Musik, Kunst, Film und auch das Videospiel haben eine gesellschaftliche Funktion. Sie sind die Ausdrucksmittel, die neben der Sprache zum Denken, Erfahren und Empfinden anregen. Sie sind Veräußerung innerlichst-menschlichster Regungen und Sehnsüchte. Erfüllen sie diese Zwecke nicht mehr, vermisst sie niemand. Nicht anders ist es zu erklären, dass es unsere Gesellschaft hinnimmt, ausgerechnet den essenziell lebensbejahenden Musikkulturbereich in einer Pandemie über Monate hinweg ersatzlos lahmzulegen.

Man muss also fragen: Was bringt Musik, die sich dem Zweck nach musikalischem Ausdruck verweigert? Die außer Unverständnis, Irritation und Ekel nichts erzeugt? Die regelmäßig die Zuhörer aus den Konzertsälen jagt? Eingefleischtes Publikum mag das als programmatischen Ausrutscher entschuldigen oder erduldet es als Gutdünken eines verrückten Interpreten. Junge Zuhörer aber, die beim Konzertbesuch mit sowas konfrontiert werden, erfasst das Grauen. Und was tun Menschen, die von etwas abgeschreckt und vergrault werden? Sie meiden es. Das ist verlorenes Publikum, das nie wieder zurückkommt!

Die Zuhörer über diese Art von Kompositionsweise zu vergraulen und diese Art von blanker Ideologie sogar zum einzig gültigen Ursprung neuer Werke erheben zu wollen, ist damit der größte Fehler, der unserer Orchesterkultur passieren konnte. Insbesondere, nachdem Popmusik, Film und digitale Medien ihr die Stellung im Kulturbetrieb streitig gemacht haben. Es hat einen Grund, dass es kaum moderne Komponisten gibt, die der Allgemeinheit bekannt und nicht in der Film- oder Videospielmusik aktiv sind. Mir jedenfalls fällt keiner ein. Arnold Schönberg im Speziellen und die maßgeblich durch ihn so groß gemachte Neue Musikim Allgemeinen stecken in einer Krise, die sie sich selbst zuzuschreiben haben.

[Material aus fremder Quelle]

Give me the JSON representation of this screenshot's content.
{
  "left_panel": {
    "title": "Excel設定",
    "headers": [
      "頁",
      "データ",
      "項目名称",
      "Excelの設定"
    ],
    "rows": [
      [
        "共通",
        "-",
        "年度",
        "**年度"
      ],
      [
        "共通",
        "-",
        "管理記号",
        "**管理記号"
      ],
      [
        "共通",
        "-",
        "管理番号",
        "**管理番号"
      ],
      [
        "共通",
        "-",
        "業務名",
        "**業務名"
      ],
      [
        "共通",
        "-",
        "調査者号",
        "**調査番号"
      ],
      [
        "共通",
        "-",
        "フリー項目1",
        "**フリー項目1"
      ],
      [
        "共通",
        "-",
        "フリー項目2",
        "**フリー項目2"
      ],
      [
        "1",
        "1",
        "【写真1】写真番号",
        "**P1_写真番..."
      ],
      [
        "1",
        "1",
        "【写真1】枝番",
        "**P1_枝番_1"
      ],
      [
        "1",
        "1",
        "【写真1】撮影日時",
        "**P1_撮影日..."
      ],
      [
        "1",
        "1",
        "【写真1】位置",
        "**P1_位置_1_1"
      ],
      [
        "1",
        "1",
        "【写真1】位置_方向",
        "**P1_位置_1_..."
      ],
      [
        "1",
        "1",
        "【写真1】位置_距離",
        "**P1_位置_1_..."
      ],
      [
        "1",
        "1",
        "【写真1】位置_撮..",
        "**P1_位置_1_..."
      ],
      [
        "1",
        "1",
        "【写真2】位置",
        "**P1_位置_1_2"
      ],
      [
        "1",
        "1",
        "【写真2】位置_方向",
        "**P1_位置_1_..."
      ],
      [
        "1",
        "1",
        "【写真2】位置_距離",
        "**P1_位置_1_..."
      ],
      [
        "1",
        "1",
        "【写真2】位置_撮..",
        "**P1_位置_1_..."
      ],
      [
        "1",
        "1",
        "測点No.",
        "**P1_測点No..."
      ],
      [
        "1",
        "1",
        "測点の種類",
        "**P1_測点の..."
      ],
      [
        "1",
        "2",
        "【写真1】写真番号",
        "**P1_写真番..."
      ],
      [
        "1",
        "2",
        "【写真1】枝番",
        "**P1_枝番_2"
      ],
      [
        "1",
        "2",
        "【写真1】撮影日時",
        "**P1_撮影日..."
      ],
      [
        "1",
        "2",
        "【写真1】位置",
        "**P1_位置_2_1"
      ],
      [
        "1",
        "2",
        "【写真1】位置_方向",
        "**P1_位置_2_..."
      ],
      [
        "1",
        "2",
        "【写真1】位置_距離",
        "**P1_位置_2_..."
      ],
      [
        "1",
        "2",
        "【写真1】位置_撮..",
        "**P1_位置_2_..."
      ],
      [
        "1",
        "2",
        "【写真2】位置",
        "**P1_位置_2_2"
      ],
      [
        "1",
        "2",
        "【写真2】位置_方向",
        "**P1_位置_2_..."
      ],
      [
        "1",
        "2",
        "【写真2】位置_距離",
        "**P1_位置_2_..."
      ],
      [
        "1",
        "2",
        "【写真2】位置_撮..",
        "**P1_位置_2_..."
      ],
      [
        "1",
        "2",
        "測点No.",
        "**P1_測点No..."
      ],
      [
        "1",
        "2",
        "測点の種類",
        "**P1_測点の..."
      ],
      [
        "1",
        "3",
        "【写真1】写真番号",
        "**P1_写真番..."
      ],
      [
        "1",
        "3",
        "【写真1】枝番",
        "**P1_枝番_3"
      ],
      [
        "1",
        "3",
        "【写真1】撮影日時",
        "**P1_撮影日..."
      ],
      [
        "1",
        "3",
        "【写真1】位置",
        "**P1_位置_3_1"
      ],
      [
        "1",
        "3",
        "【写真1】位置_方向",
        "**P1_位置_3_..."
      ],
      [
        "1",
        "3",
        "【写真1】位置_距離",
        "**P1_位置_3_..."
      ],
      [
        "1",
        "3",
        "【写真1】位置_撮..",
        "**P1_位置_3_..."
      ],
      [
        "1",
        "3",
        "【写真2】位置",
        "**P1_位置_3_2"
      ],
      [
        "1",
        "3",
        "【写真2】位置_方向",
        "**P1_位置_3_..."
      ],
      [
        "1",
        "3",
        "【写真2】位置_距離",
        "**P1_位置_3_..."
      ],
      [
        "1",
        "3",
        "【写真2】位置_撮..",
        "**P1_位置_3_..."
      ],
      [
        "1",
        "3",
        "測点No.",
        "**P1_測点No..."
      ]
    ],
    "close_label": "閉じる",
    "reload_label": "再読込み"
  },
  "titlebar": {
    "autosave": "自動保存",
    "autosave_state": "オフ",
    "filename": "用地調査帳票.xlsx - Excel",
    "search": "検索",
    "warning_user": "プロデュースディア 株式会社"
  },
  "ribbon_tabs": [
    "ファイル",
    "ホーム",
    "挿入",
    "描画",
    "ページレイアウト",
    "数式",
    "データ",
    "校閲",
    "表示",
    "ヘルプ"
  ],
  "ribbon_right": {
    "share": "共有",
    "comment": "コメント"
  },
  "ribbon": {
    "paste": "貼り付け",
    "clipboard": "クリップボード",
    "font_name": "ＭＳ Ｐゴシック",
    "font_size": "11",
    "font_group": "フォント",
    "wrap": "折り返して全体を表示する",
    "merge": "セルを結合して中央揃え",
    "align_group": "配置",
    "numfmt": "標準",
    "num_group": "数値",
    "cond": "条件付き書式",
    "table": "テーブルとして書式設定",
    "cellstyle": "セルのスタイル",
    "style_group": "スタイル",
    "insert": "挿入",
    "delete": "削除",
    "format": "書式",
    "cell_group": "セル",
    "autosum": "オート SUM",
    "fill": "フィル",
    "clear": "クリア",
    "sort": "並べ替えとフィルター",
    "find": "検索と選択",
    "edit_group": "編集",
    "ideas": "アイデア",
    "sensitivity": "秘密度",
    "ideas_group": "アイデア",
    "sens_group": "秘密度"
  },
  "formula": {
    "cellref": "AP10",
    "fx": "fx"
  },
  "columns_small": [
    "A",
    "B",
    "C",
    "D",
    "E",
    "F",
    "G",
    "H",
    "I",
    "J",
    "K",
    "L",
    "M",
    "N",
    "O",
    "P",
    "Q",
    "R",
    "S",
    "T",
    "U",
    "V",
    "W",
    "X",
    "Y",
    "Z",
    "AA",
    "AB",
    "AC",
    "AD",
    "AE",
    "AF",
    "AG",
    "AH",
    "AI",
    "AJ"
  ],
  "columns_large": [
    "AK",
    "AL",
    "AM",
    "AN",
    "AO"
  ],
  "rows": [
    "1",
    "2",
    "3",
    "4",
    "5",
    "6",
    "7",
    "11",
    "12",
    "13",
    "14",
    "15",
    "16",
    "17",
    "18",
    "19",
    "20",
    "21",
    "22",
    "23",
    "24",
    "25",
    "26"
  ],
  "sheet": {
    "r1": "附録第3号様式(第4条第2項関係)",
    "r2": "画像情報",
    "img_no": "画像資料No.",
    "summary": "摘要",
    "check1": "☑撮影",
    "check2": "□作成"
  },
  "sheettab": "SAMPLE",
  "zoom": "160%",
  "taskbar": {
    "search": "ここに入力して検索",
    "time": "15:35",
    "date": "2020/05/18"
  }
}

Neue Klangwelten zu erforschen und Ausdrucksmittel zu finden sind grundsätzlich positiv. Wer unter dieser Prämisse aber eine Sprache schafft, die sich aktiv gegen Verständnis sträubt und das auch noch als Qualitätsmerkmal verkauft, um dem Publikum mangelnde „Fortschrittlichkeit“ vorwerfen zu können, darf sich über Ablehnung nicht wundern. Orchester- und Kulturmanagements täten jedenfalls gut daran, solche Verirrungen endlich als Fehlgriffe in die Schublade der Geschichte einzuordnen, anstatt sie nach 70 Jahren musikalischem Verschleiß am Publikum immer noch durch Subventionen so sehr zu befeuern, dass ein ganzer Kulturbereich in Verruf gerät.